Base Ministry on God’s Promises, Warren Says

Rick WarrenNASHVILLE, TN — Christian leaders should establish their ministries on the promises of God, megachurch pastor and author Rick Warren said Wednesday at Proclaim 16, the NRB International Christian Media Convention.

Speaking at the evening worship service, Warren asked the Christian broadcasters, pastors, and others in the audience, “What is it that makes Christian leadership Christian?” The answer, he said, is “it’s based on the promises of God.”

“Base your ministry not on your talent; base your ministry not on your abilities, not on your cleverness, not on your giftedness,” Warren said. “Base your ministry on the promises of God.”

While he had planned to preach a sermon, Warren said he recognized when he woke up that morning that God wanted him to share how He had faithfully kept His promises in his life.

“In every opportunity of my life, and in every crisis of my life, God has given me a promise,” Warren told the audience at the Gaylord Opryland Resort & Convention Center.

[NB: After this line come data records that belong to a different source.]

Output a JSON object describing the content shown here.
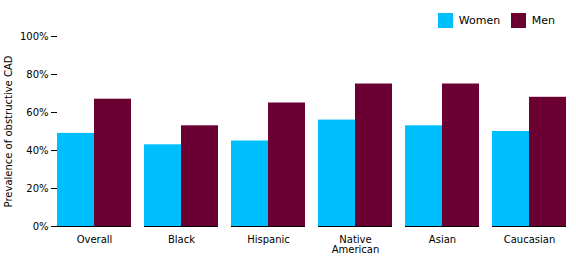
{
  "chart_data": {
    "type": "bar",
    "categories": [
      "Overall",
      "Black",
      "Hispanic",
      "Native\nAmerican",
      "Asian",
      "Caucasian"
    ],
    "series": [
      {
        "name": "Women",
        "color": "#00BFFF",
        "values": [
          49,
          43,
          45,
          56,
          53,
          50
        ]
      },
      {
        "name": "Men",
        "color": "#6B0033",
        "values": [
          67,
          53,
          65,
          75,
          75,
          68
        ]
      }
    ],
    "ylabel": "Prevalence of obstructive CAD",
    "ylim": [
      0,
      100
    ],
    "yticks": [
      {
        "value": 0,
        "label": "0%"
      },
      {
        "value": 20,
        "label": "20%"
      },
      {
        "value": 40,
        "label": "40%"
      },
      {
        "value": 60,
        "label": "60%"
      },
      {
        "value": 80,
        "label": "80%"
      },
      {
        "value": 100,
        "label": "100%"
      }
    ],
    "legend": "upper right"
  }
}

The pastor of Saddleback Church in Lake Forest, CA, and author of The Purpose Driven Life cited eight promises God had given him in Scripture and explained how the Lord had fulfilled them during a 45-year period. The promises included those when he was called into full-time Christian ministry, when he and his wife were newly married, when God indicated he was to attend seminary instead of plant a church, when the Lord showed him he would pastor a “missionary-sending church,” and when their son committed suicide.

While, he and his wife, Kay, are celebrating 40 years of marriage, Warren recalled how the first two were extremely difficult. In the midst of that painful time, God gave him Galatians 6:9, which urges followers of Christ not to grow tired of doing what is right. That verse saved their marriage, he said.

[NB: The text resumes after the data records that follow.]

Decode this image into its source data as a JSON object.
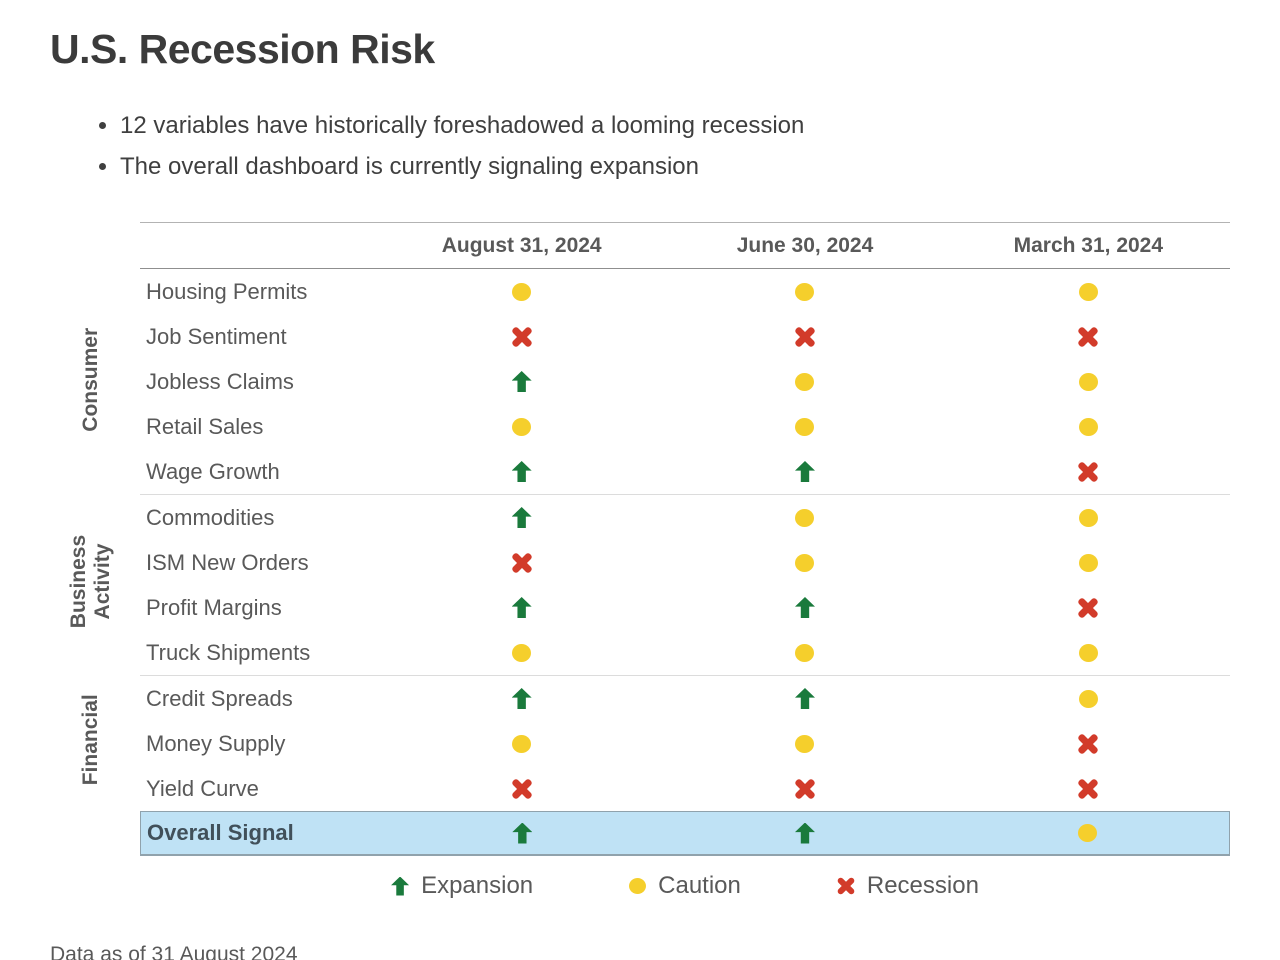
{
  "page": {
    "title": "U.S. Recession Risk",
    "bullets": [
      "12 variables have historically foreshadowed a looming recession",
      "The overall dashboard is currently signaling expansion"
    ],
    "footnote": "Data as of 31 August 2024"
  },
  "colors": {
    "expansion": "#1a7a3c",
    "caution": "#f5cf2c",
    "recession": "#d23b2a",
    "highlight": "#bfe2f5"
  },
  "chart_data": {
    "type": "table",
    "title": "U.S. Recession Risk",
    "columns": [
      "August 31, 2024",
      "June 30, 2024",
      "March 31, 2024"
    ],
    "legend": [
      "Expansion",
      "Caution",
      "Recession"
    ],
    "groups": [
      {
        "label": "Consumer",
        "display": "Consumer",
        "start": 0,
        "count": 5
      },
      {
        "label": "Business Activity",
        "display": "Business\nActivity",
        "start": 5,
        "count": 4
      },
      {
        "label": "Financial",
        "display": "Financial",
        "start": 9,
        "count": 3
      }
    ],
    "rows": [
      {
        "label": "Housing Permits",
        "signals": [
          "caution",
          "caution",
          "caution"
        ]
      },
      {
        "label": "Job Sentiment",
        "signals": [
          "recession",
          "recession",
          "recession"
        ]
      },
      {
        "label": "Jobless Claims",
        "signals": [
          "expansion",
          "caution",
          "caution"
        ]
      },
      {
        "label": "Retail Sales",
        "signals": [
          "caution",
          "caution",
          "caution"
        ]
      },
      {
        "label": "Wage Growth",
        "signals": [
          "expansion",
          "expansion",
          "recession"
        ]
      },
      {
        "label": "Commodities",
        "signals": [
          "expansion",
          "caution",
          "caution"
        ]
      },
      {
        "label": "ISM New Orders",
        "signals": [
          "recession",
          "caution",
          "caution"
        ]
      },
      {
        "label": "Profit Margins",
        "signals": [
          "expansion",
          "expansion",
          "recession"
        ]
      },
      {
        "label": "Truck Shipments",
        "signals": [
          "caution",
          "caution",
          "caution"
        ]
      },
      {
        "label": "Credit Spreads",
        "signals": [
          "expansion",
          "expansion",
          "caution"
        ]
      },
      {
        "label": "Money Supply",
        "signals": [
          "caution",
          "caution",
          "recession"
        ]
      },
      {
        "label": "Yield Curve",
        "signals": [
          "recession",
          "recession",
          "recession"
        ]
      }
    ],
    "overall": {
      "label": "Overall Signal",
      "signals": [
        "expansion",
        "expansion",
        "caution"
      ]
    }
  },
  "legend_items": [
    {
      "symbol": "expansion",
      "label": "Expansion"
    },
    {
      "symbol": "caution",
      "label": "Caution"
    },
    {
      "symbol": "recession",
      "label": "Recession"
    }
  ]
}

A Christian leader’s “greatest ministry comes not out of your strength but your weakness,” Warren said. “We minister to people out of our weaknesses, not our strengths.”

Warren shared how he suffered burnout after the first year of what has turned out to be 35 years so far as Saddleback’s pastor. During that time, Jesus showed him He would build His church and promised He would provide it with “pacing growth,” Warren told the audience. “We overestimate what we can do in a year; we underestimate what we can do in 10 or 20 or 30 or even 40.”

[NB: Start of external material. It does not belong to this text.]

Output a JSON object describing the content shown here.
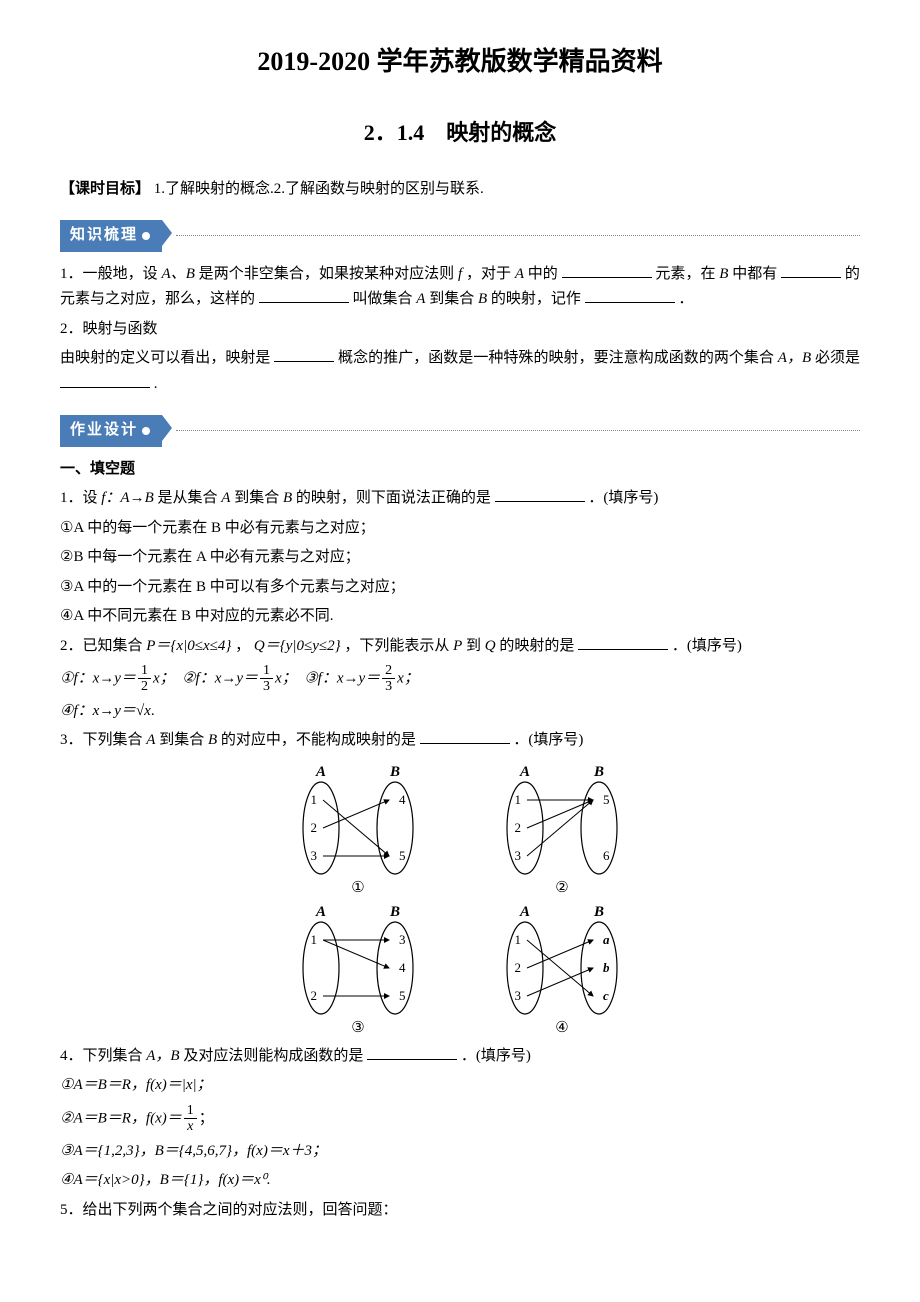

His son, Matthew, had struggled throughout his life with depression and mental illness, Warren said. “Every day, his brain said, ‘Die.’”

“[Y]our illness is not your identity, and your chemistry is not your character,” said Warren, who is seeking to remove the stigma of mental illness.

When Matthew took his life in 2013, God gave him the promise given to David when his infant son died, Warren said. “I can’t bring him back to life,” he said of David’s words in II Sam. 12:23. “He cannot come back to me, but one day I will go to him.”

After his death, the letters that meant the most were from people whom Matthew had led to Christ. At the time, Warren wrote in his journal, “In God’s garden of grace, even broken trees bear fruit.”

Everyone is broken, he said. “Pain can obscure God’s promises, but it can’t nullify them.”

After Warren spoke, singer-songwriter Michael W. Smith led the gathering in singing his worship song “Agnus Dei.” Smith also had led the audience in singing earlier in the service.

Warren spoke as well at a luncheon Wednesday that was part of NRB’s Pastors Track. He urged pastors and ministry leaders “to care about the whole world at the same time.”

About 3,000 tribes in the world have “no believer, no Bible and no body of Christ,” he said. Evangelical churches should not see Acts 1:8 – regarding Jesus’ disciples as witnesses in Jerusalem, Judea, Samaria, and the ends of the earth – as sequential but as simultaneous, Warren said.

“If you pastor a church, you must be a global church,” he said. “You’ve got to have bifocal vision in your church, in your ministry, in your broadcast.

“There is no sin in being a small church. There is a sin in having a small vision.”

Smartphone technology can help reach those unengaged tribes, Warren told luncheon participants. About 2.5 billion people have smartphones, he said.

“The future is not television,” he said. “The future is not radio. The future is not that laptop. The future is that phone. I’ve been in villages that had no water and no electricity, and everybody’s got a smartphone and Internet access.”